Foreword: When I was working before, I used python to complete a command line window that used the serial port to send SCPI and interact with the microcontroller. When implementing the function, I found that python was used to process the data. The result, whether it is the return of the final correct value or the return of an error value, can be directly returned to the main interface. Obviously it is not possible to directly return data with different meanings, so an exception mechanism is used to handle data with wrong values. Because I didn’t know much about anomalies before, I checked some information here and compiled a few notes.

Understand Python's exception mechanism

Article Directory

  • 1. Understanding of exceptions
    • 1. What is an exception?
    • 2. The difference between errors and exceptions
    • 3. Common types of python exceptions
  • 2. python’s five major exception handling mechanisms
    • 1. Default exception handling mechanism
    • 2. try....except....processing mechanism
    • 3. try...except...finally..... processing mechanism
    • 4. assert assertion processing mechanism
    • 5. with...as processing mechanism
  • 3. python exception customization
    • 1.Exception customization
    • 2.Exception throwing raise
    • 3. Exception catching
  • 4. Precautions for using exceptions
    • 1. Don’t rely too much on the exception mechanism
    • 2. Don’t Introducing too much code into the try block
    • 3. Don’t ignore caught exceptions
  • Summary

(Free learning recommendation: python video tutorial)

1. Understanding of exceptions

1. What is abnormality?

 Abnormality means "different from normal conditions". What is normal? Normal means that when the interpreter interprets the code, the code we write conforms to the rules defined by the interpreter, which is normal. When the interpreter finds that a certain piece of code conforms to the grammar but may be abnormal , the interpreter will issue an event to interrupt the normal execution of the program. This interrupt signal is an Exception signal. Therefore, the overall explanation is that when the interpreter detects an error in the program, an exception will be generated. If the program does not handle it, the exception will be thrown and the program will terminate . We can write an int ("m") in a blank .py file, and the result after running is as follows.
Understand Pythons exception mechanism

This string of fonts is a series of error messages thrown by the interpreter, because the parameters passed in int() only support numeric strings and numbers. Obviously 'm' does not belong to numbers. The input string parameter is wrong, so the interpreter reports a "valueError" error.

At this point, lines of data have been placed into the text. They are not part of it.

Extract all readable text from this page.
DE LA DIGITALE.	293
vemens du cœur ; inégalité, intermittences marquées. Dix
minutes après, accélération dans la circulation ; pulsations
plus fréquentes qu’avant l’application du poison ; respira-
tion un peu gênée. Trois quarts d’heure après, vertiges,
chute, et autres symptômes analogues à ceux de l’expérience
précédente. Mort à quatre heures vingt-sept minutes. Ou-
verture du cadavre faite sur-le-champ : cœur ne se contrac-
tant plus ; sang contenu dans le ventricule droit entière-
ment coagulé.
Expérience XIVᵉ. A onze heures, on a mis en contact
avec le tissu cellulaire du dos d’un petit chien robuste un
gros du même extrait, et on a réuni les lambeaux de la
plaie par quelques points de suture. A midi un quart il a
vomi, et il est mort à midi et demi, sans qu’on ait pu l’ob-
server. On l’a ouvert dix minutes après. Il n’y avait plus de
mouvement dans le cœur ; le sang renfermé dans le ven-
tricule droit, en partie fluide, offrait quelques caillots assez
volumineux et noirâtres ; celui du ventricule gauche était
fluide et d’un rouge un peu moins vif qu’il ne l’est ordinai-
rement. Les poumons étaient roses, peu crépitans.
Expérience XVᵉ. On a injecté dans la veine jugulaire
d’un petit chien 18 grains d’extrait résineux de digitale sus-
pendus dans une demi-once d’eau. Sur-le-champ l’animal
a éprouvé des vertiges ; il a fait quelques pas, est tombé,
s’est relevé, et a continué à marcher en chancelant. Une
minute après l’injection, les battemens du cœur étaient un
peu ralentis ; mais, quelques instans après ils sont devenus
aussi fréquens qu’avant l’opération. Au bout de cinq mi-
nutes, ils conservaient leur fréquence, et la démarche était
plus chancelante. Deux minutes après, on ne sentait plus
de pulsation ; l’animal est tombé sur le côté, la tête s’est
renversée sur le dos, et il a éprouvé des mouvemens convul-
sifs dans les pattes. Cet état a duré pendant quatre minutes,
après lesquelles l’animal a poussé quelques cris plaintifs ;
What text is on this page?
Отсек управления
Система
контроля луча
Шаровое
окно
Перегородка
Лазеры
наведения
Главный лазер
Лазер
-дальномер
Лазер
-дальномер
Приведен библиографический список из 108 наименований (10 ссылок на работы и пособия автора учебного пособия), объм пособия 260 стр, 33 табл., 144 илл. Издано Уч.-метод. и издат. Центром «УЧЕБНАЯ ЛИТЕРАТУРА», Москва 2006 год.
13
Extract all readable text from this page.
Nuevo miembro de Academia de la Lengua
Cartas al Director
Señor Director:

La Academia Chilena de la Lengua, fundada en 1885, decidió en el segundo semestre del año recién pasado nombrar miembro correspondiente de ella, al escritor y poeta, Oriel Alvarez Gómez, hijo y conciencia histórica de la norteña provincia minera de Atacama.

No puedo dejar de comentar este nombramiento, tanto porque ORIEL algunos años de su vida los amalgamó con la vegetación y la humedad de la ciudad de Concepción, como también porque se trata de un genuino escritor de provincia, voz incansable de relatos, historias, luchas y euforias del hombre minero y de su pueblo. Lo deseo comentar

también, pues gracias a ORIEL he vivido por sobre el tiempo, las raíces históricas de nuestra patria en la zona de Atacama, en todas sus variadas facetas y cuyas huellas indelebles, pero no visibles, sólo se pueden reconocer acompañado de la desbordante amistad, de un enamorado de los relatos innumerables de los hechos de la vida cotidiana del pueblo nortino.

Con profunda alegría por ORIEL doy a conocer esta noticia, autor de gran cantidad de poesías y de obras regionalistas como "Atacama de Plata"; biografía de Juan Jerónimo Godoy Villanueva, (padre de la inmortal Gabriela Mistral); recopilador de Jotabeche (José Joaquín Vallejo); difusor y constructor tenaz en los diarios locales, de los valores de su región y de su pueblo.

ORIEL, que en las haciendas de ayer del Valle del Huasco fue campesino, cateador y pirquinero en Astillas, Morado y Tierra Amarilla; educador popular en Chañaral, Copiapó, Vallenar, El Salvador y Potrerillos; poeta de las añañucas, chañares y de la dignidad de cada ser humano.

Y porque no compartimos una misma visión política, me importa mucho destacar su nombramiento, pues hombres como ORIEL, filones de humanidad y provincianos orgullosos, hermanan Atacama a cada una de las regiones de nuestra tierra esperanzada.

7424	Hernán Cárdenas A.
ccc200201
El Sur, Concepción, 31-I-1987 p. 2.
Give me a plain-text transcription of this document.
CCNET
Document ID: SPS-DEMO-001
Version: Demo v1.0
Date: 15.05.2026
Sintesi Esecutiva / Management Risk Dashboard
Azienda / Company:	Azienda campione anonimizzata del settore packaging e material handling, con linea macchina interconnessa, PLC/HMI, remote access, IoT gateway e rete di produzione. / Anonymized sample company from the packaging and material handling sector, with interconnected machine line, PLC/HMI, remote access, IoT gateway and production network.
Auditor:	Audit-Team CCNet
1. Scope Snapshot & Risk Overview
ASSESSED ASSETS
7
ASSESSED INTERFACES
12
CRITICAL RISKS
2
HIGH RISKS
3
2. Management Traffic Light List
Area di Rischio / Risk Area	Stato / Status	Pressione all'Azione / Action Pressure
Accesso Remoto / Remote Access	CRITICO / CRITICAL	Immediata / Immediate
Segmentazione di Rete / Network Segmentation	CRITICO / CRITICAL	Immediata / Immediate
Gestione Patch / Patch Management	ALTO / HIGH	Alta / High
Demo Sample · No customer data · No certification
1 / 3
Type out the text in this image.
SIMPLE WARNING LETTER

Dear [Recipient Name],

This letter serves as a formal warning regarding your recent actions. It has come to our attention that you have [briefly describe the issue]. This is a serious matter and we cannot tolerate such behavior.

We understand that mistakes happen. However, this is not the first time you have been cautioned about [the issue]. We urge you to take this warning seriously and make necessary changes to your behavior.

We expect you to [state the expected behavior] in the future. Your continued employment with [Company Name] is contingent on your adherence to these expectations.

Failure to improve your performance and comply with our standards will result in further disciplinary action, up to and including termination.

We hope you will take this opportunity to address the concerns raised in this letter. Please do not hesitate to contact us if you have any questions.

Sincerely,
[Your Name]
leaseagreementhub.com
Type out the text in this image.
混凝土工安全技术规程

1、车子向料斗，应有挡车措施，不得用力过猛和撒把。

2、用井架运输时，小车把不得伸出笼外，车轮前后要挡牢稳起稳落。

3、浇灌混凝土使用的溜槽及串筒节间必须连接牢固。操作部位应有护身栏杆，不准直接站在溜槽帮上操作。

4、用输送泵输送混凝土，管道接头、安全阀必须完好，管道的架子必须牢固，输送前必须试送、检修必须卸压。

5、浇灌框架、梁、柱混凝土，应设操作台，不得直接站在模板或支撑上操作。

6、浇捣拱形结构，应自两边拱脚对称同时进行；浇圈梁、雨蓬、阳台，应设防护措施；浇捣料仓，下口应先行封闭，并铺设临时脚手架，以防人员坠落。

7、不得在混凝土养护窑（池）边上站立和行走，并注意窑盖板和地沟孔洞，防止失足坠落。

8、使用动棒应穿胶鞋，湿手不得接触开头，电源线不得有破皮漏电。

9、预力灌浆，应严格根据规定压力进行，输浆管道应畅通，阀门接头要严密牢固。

2. The difference between errors and exceptions

 Overview of Python errors: It refers to syntax or logic errors before the code is run. Take regular syntax errors as an example. When the code we write cannot pass the syntax test, a syntax error will appear directly. It must be corrected before the program is executed. Otherwise, the code written will be meaningless, the code will not run, and it will not be able to Captured. For example, if a = 1 print("hello") is entered in the .py file, the output result is as follows:

  Traceback (most recent call last):
  	File "E:/Test_code/test.py",line 1
    	if a = 1 print("hello")
                ^SyntaxError: invalid syntax

The function print() was found to have an error, which is that there is a colon missing in front of it: , So the parser will reproduce the line of code with the syntax error and use a small "arrow" to point to the first error detected in the line, so we can directly find the corresponding position and modify its syntax. Of course, in addition to grammatical errors, there are also many program crash errors, such as memory overflow, etc. Such errors are often relatively hidden.
 Comparing to errors, Python exceptions mainly occur when the program encounters logical or algorithmic problems during the execution of the program. If the interpreter can handle it, then there is no problem. If it cannot handle it, the program will be terminated directly. , the exception will be thrown, such as the int('m') example in the first point, because the parameter is passed incorrectly, causing a program error. There are all kinds of exceptions caused by logic. Fortunately, our interpreter has built-in various types of exceptions, allowing us to know what kind of exceptions occur, so that we can "prescribe the right medicine".
 One thing to note here is that the above syntax errors are identifiable errors, so the interpreter will also throw a SyntaxError exception message by default to feed back to the programmer. So in essence, most errors can be output and printed, but because the error code does not run, it cannot be handled, so capturing the error exception information becomes meaningless.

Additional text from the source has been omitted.